I was desperate and threw myself on the mercy of that happy, peaceful family. I told Sophie, the cook-owner who I'd been learning some traditional Cambodian dishes from, about my symptoms and bites, and she said she was pretty sure it wasn’t malaria because I wasn’t getting cold shivers.

She told me I should drink fresh coconut juice and get some sleep. I drank three that day, two the next, and the following day felt stronger. There was no sign I’d transported any more bugs from the room, and it was the first time in days I’d woken without fresh bites. But the fever was still there, as was the cough and itching.

I lurched back down the hill to the restaurant to thank Sophie. I was getting my appetite back and ordered her delicious ngam nguv soup, remembering how good chicken broth is for flu and restoring the spirits. We got chatting about food, and I offered to show her how to make beef stroganoff for the Russian barangs who stay at her guesthouse. She said she wanted to learn something called “key-kerr salad”.

Was it Russian? Maybe a Moldovian peasant dish traditionally eaten at the autumn equinox when the day is divided into exactly 12 hours of light and dark? Or maybe a Lithuanian speciality, no doubt comprising of potatoes? I cursed myself for not knowing. I’d never been much good on Slavic cuisine. Let alone Baltic. Or any wok-based curry dishes for that matter.

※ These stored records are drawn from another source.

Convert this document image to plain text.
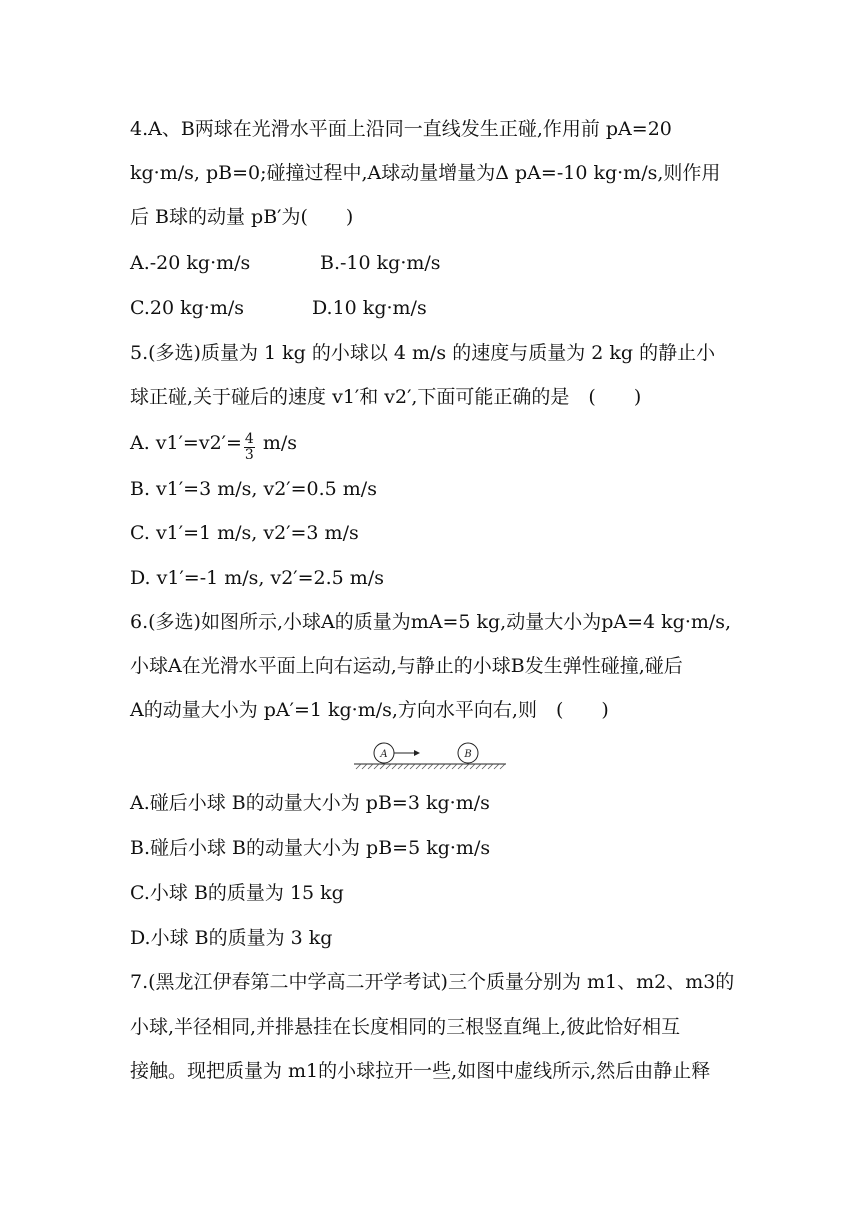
4.A、B两球在光滑水平面上沿同一直线发生正碰,作用前 pA=20
kg·m/s, pB=0;碰撞过程中,A球动量增量为Δ pA=-10 kg·m/s,则作用
后 B球的动量 pB′为(　　)
A.-20 kg·m/s	B.-10 kg·m/s
C.20 kg·m/s	D.10 kg·m/s
5.(多选)质量为 1 kg 的小球以 4 m/s 的速度与质量为 2 kg 的静止小
球正碰,关于碰后的速度 v1′和 v2′,下面可能正确的是　(　　)
A. $v1'=v2'= \frac{4}{3} m/s$
B. v1′=3 m/s, v2′=0.5 m/s
C. v1′=1 m/s, v2′=3 m/s
D. v1′=-1 m/s, v2′=2.5 m/s
6.(多选)如图所示,小球A的质量为mA=5 kg,动量大小为pA=4 kg·m/s,
小球A在光滑水平面上向右运动,与静止的小球B发生弹性碰撞,碰后
A的动量大小为 pA′=1 kg·m/s,方向水平向右,则　(　　)
A	B
A.碰后小球 B的动量大小为 pB=3 kg·m/s
B.碰后小球 B的动量大小为 pB=5 kg·m/s
C.小球 B的质量为 15 kg
D.小球 B的质量为 3 kg
7.(黑龙江伊春第二中学高二开学考试)三个质量分别为 m1、m2、m3的
小球,半径相同,并排悬挂在长度相同的三根竖直绳上,彼此恰好相互
接触。现把质量为 m1的小球拉开一些,如图中虚线所示,然后由静止释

But as an old Singaporean cook had told me the other day as he served hokkien mee – thick noodles with pork, prawns, and squid in a thick, soy gravy made from pig hock that he began cooking in the morning - it was impossible to know everything about food; it was far too big a subject. She’d definitely said key-kerr.

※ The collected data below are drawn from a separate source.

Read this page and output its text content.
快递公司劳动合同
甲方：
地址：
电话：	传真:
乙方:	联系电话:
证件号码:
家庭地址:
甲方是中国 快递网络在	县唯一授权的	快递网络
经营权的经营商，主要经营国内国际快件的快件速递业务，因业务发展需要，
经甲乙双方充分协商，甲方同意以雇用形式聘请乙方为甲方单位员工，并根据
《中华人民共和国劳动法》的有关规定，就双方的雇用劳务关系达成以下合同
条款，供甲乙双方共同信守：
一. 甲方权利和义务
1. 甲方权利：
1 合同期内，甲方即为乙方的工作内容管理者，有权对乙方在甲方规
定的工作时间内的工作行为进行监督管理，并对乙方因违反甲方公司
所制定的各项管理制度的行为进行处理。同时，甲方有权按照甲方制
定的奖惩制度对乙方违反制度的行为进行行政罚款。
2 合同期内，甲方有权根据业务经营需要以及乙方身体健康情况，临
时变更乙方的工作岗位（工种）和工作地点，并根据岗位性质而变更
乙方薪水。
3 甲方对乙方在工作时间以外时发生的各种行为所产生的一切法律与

“Oh, Caesar salad!” I said eventually.

She asked me to show her the next day, and I stumbled back up the unmade road, wondering how she was going to make any money on a Caesar salad given the price of anchovies, let alone parmesan, and the ridiculously low prices she was forced to charge in that stretch of identical Khmer restaurants. There was only one possible substitute you could use in Cambodia that would be that cheap.